However, even though the treated water is clean enough to drink, there are significant obstacles to putting it in the potable water supply.
“There’s a series of permits and hurdles like that. Then you have to convince people to drink it,” he laughed.
Gaudet added that in some places out west, reclaimed water is put into the public water supply, but it’s not on UConn’s agenda. But there is infrastructure in place to use the reclaimed water for irrigation – such as to water the school’s athletic fields – and the new on-campus buildings will use the reclaimed water for things such as flushing toilets.
“But it’s ungodly expensive to retrofit existing buildings,” Gaudet said.
As for the daily operating costs of the plant, Gaudet says that’s difficult to gauge.
“We can’t put an exact number on it, because it depends on how you define electricity and cost. The university generates electricity for pennies, so it’s all relative and depends day to day,” he said.
The facility exists in a sort of energy loop: the reclaimed water is used to generate electricity, and a portion of the electricity is fed back to the reclamation facility to operate it.
But Gaudet says it’s done in the most efficient way possible. The roof of the water reclamation facility is fitted with solar panels that generate 30 to 40 megawatts of electricity per day, and the heat that radiates from the plant is recaptured and used to operate the building’s heat and air conditioning in a process that Gaudet calls “tank-thermal,” because of its similarities to the geothermal energy.
The remaining energy needs of the water treatment plant come from the very power generator the water is used to service.
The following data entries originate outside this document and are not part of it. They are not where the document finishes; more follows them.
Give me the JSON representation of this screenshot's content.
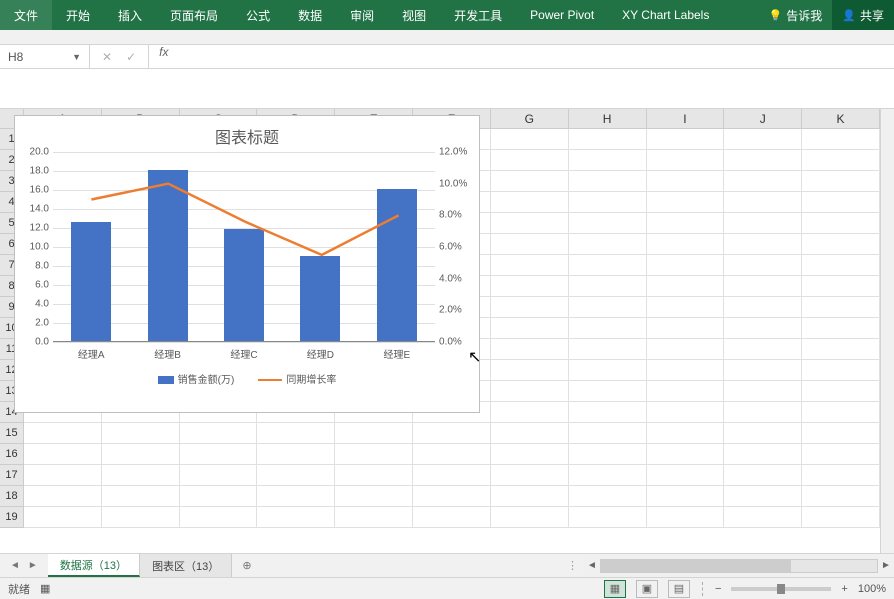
{
  "ribbon": {
    "tabs": [
      "文件",
      "开始",
      "插入",
      "页面布局",
      "公式",
      "数据",
      "审阅",
      "视图",
      "开发工具",
      "Power Pivot",
      "XY Chart Labels"
    ],
    "tell_me": "告诉我",
    "share": "共享"
  },
  "formula_bar": {
    "name_box": "H8",
    "cancel": "✕",
    "enter": "✓",
    "fx": "fx"
  },
  "columns": [
    "A",
    "B",
    "C",
    "D",
    "E",
    "F",
    "G",
    "H",
    "I",
    "J",
    "K"
  ],
  "rows": [
    "1",
    "2",
    "3",
    "4",
    "5",
    "6",
    "7",
    "8",
    "9",
    "10",
    "11",
    "12",
    "13",
    "14",
    "15",
    "16",
    "17",
    "18",
    "19"
  ],
  "sheets": {
    "nav_first": "|◄",
    "nav_prev": "◄",
    "nav_next": "►",
    "tab1": "数据源（13）",
    "tab2": "图表区（13）",
    "add": "⊕",
    "ellipsis": "⋮"
  },
  "scroll": {
    "left": "◄",
    "right": "►"
  },
  "status": {
    "ready": "就绪",
    "macro_icon": "▦",
    "zoom_out": "−",
    "zoom_in": "+",
    "zoom_label": "100%"
  },
  "chart_data": {
    "type": "bar_line_dual_axis",
    "title": "图表标题",
    "categories": [
      "经理A",
      "经理B",
      "经理C",
      "经理D",
      "经理E"
    ],
    "series": [
      {
        "name": "销售金额(万)",
        "kind": "bar",
        "axis": "left",
        "values": [
          12.5,
          18.0,
          11.8,
          9.0,
          16.0
        ],
        "color": "#4472c4"
      },
      {
        "name": "同期增长率",
        "kind": "line",
        "axis": "right",
        "values": [
          0.09,
          0.1,
          0.076,
          0.055,
          0.08
        ],
        "color": "#ed7d31"
      }
    ],
    "y_left": {
      "min": 0,
      "max": 20,
      "step": 2,
      "format": "0.0"
    },
    "y_right": {
      "min": 0,
      "max": 0.12,
      "step": 0.02,
      "format": "0.0%"
    },
    "legend_position": "bottom",
    "gridlines": true
  }
}
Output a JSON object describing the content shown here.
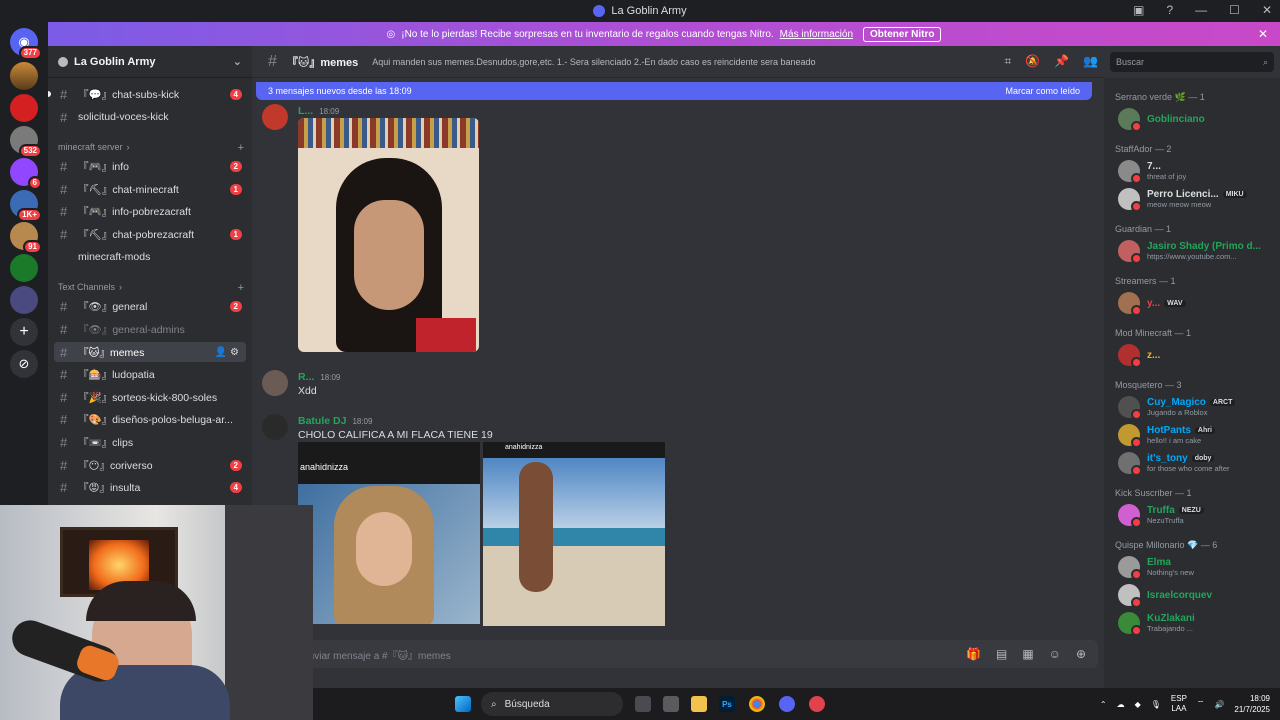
{
  "window": {
    "title": "La Goblin Army"
  },
  "nitro_banner": {
    "text": "¡No te lo pierdas! Recibe sorpresas en tu inventario de regalos cuando tengas Nitro.",
    "link": "Más información",
    "button": "Obtener Nitro"
  },
  "server_badges": [
    "377",
    "532",
    "6",
    "1K+",
    "91"
  ],
  "server": {
    "name": "La Goblin Army"
  },
  "categories": {
    "minecraft": "minecraft server",
    "text": "Text Channels"
  },
  "channels": [
    {
      "name": "『💬』chat-subs-kick",
      "badge": "4"
    },
    {
      "name": "solicitud-voces-kick",
      "badge": ""
    },
    {
      "name": "『🎮』info",
      "badge": "2"
    },
    {
      "name": "『⛏』chat-minecraft",
      "badge": "1"
    },
    {
      "name": "『🎮』info-pobrezacraft",
      "badge": ""
    },
    {
      "name": "『⛏』chat-pobrezacraft",
      "badge": "1"
    },
    {
      "name": "minecraft-mods",
      "badge": ""
    },
    {
      "name": "『👁』general",
      "badge": "2"
    },
    {
      "name": "『👁』general-admins",
      "badge": ""
    },
    {
      "name": "『🐱』memes",
      "badge": ""
    },
    {
      "name": "『🎰』ludopatia",
      "badge": ""
    },
    {
      "name": "『🎉』sorteos-kick-800-soles",
      "badge": ""
    },
    {
      "name": "『🎨』diseños-polos-beluga-ar...",
      "badge": ""
    },
    {
      "name": "『📼』clips",
      "badge": ""
    },
    {
      "name": "『😶』coriverso",
      "badge": "2"
    },
    {
      "name": "『😡』insulta",
      "badge": "4"
    }
  ],
  "channel_header": {
    "name": "『🐱』memes",
    "topic": "Aqui manden sus memes.Desnudos,gore,etc. 1.- Sera silenciado 2.-En dado caso es reincidente sera baneado"
  },
  "search": {
    "placeholder": "Buscar"
  },
  "new_messages": {
    "text": "3 mensajes nuevos desde las 18:09",
    "action": "Marcar como leído"
  },
  "messages": [
    {
      "author": "L...",
      "time": "18:09",
      "text": ""
    },
    {
      "author": "R...",
      "time": "18:09",
      "text": "Xdd"
    },
    {
      "author": "Batule DJ",
      "time": "18:09",
      "text": "CHOLO CALIFICA A MI FLACA TIENE 19"
    }
  ],
  "embed": {
    "handle1": "anahidnizza",
    "handle2": "anahidnizza"
  },
  "composer": {
    "placeholder": "Enviar mensaje a #『🐱』memes"
  },
  "member_groups": [
    {
      "title": "Serrano verde 🌿 — 1",
      "members": [
        {
          "name": "Goblinciano",
          "status": "",
          "tag": "",
          "color": "#23a55a"
        }
      ]
    },
    {
      "title": "StaffAdor — 2",
      "members": [
        {
          "name": "7...",
          "status": "threat of joy",
          "tag": "",
          "color": "#dbdee1"
        },
        {
          "name": "Perro Licenci...",
          "status": "meow meow meow",
          "tag": "MIKU",
          "color": "#dbdee1"
        }
      ]
    },
    {
      "title": "Guardian — 1",
      "members": [
        {
          "name": "Jasiro Shady (Primo d...",
          "status": "https://www.youtube.com...",
          "tag": "",
          "color": "#23a55a"
        }
      ]
    },
    {
      "title": "Streamers — 1",
      "members": [
        {
          "name": "y...",
          "status": "",
          "tag": "WAV",
          "color": "#f23f43"
        }
      ]
    },
    {
      "title": "Mod Minecraft — 1",
      "members": [
        {
          "name": "z...",
          "status": "",
          "tag": "",
          "color": "#f0b232"
        }
      ]
    },
    {
      "title": "Mosquetero — 3",
      "members": [
        {
          "name": "Cuy_Magico",
          "status": "Jugando a Roblox",
          "tag": "ARCT",
          "color": "#00a8fc"
        },
        {
          "name": "HotPants",
          "status": "hello!! i am cake",
          "tag": "Ahri",
          "color": "#00a8fc"
        },
        {
          "name": "it's_tony",
          "status": "for those who come after",
          "tag": "doby",
          "color": "#00a8fc"
        }
      ]
    },
    {
      "title": "Kick Suscriber — 1",
      "members": [
        {
          "name": "Truffa",
          "status": "NezuTruffa",
          "tag": "NEZU",
          "color": "#23a55a"
        }
      ]
    },
    {
      "title": "Quispe Millonario 💎 — 6",
      "members": [
        {
          "name": "Elma",
          "status": "Nothing's new",
          "tag": "",
          "color": "#23a55a"
        },
        {
          "name": "Israelcorquev",
          "status": "",
          "tag": "",
          "color": "#23a55a"
        },
        {
          "name": "KuZlakani",
          "status": "Trabajando ...",
          "tag": "",
          "color": "#23a55a"
        }
      ]
    }
  ],
  "taskbar": {
    "search": "Búsqueda",
    "lang1": "ESP",
    "lang2": "LAA",
    "time": "18:09",
    "date": "21/7/2025"
  }
}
Gaudet said the power plant already saves the university hundreds of thousands of dollars a day.
“I would estimate if we purchased energy from external sources, our bill would be about $1.8 to $2.2 million per month. It costs us about $12,000,” he said.
But even though the water reclamation facility alleviates a portion of the potable water demand, UConn still faces a water supply problem.
The university’s drinkable water – which is drawn from the Fenton and Willimantic rivers – is the only public water supply system within a five-mile radius, meaning it serves parts of the neighboring town of Mansfield as well as the university’s dorms and classrooms.
Jason Coite, an environmental compliance analyst at UConn’s Office of Environmental Policy, said planning for the reclamation facility began eight years ago, but water supply planning for the university goes back over twenty years.
He said the Water Supply Plan and Environmental Impact Evaluation developed by the university and the town of Mansfield identified a need to increase the area’s supply of drinkable water by 1.93 million gallons per day over the next few decades.
A planning committee is currently reviewing three options that have been identified as “viable” to serve the additional demand. Each option involves partnering with a water supply company and installing underground pipelines to transport the water.
The alternative plans were vetted earlier this year in a public comment process, and Coite said the university’s board of trustees will likely consider the options at their August 7 meeting.